Generalized transduction- The transfer of any bacterial genes, is carried out by bacteriophages that cannot distinguish between phage and bacterial DNA when assembling virus particles.
Specialized transduction- Carried out only by temperate phages whose genome integrates into the bacterial genome and the only genes transferred are those close to the integration site.
How are plasmids transferred via conjugation?
The donor cell assembles a conjugation pilus to contact the recipient cell.
The relaxosome complex bind the factor at the ori and cleaves the ‘T strand’ of the DNA.
The relaxosome partially degrades, leaving relaxase bound at the 5’ end of the T strand. Rolling circle DNA replication begins in the donor.
The exporter moves the relaxase-T strand complex into the recipient cell.
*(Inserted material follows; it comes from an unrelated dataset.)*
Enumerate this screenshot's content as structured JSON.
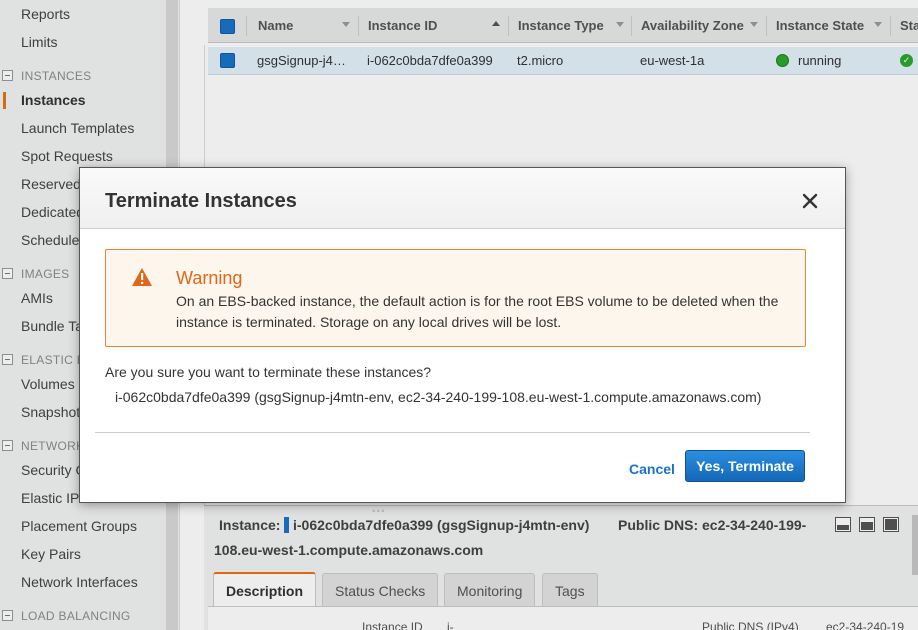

Rolling circle replication in the donor spools the T strand to the recipient, where it is a template for DNA replication.
The completion of replication in both cells leaves the donor unchanged and converts the recipient cell to the donor state.
Discovery of conjugation
Lederberg and Tatum discovered
They took two cultures of e coli.
Each strain had different genotypes, but neither could grow on minimal media.
If you mixed the strins together they would allow a colony to grow on minimal media.
What are IS sequences?
IS sequences allow F plasmids to integrate with the chromosome.
There are IS sequences on the plasmid and on the chromosome.
What is the F plasmid?
The fertility plasmid.
F plasmid carries genes which enable genetic exchange by conjugation.
It contains 100 kb which include tra genes Origin of replications (oriV) Origin of transfer (oriT) 3 Insertion sequences (IS)
How long does it take for the F plasmid to transfer between to F- cells?
2 mins
Mapping genes on E. coli chromosome
There is a Hfr strain and a F-strain.
The Hfr strain has all of the wild type genes but is streptomycin sensitive, whereas the F- cell has none of the wild type genes, but is streptomycin resistant
These strains are mixed together (time 0)
Every 5 minutes for about 25 minutes, take out a sample of the cells, vortexing them to break cell-to-cell contact and plated onto the agar plates with different selective media (lac+, gal+, aziR and tonR), all of which contain streptomycin.
Plot the frequency of Hfr genetics against the time. The lower the time, the closer the gene is to the oriT.
What are R plasmids?
Resistance plasmids.
They carry genes that confer antibiotic resistance.
They have the tra genes so can conjugate between different species of bacteria.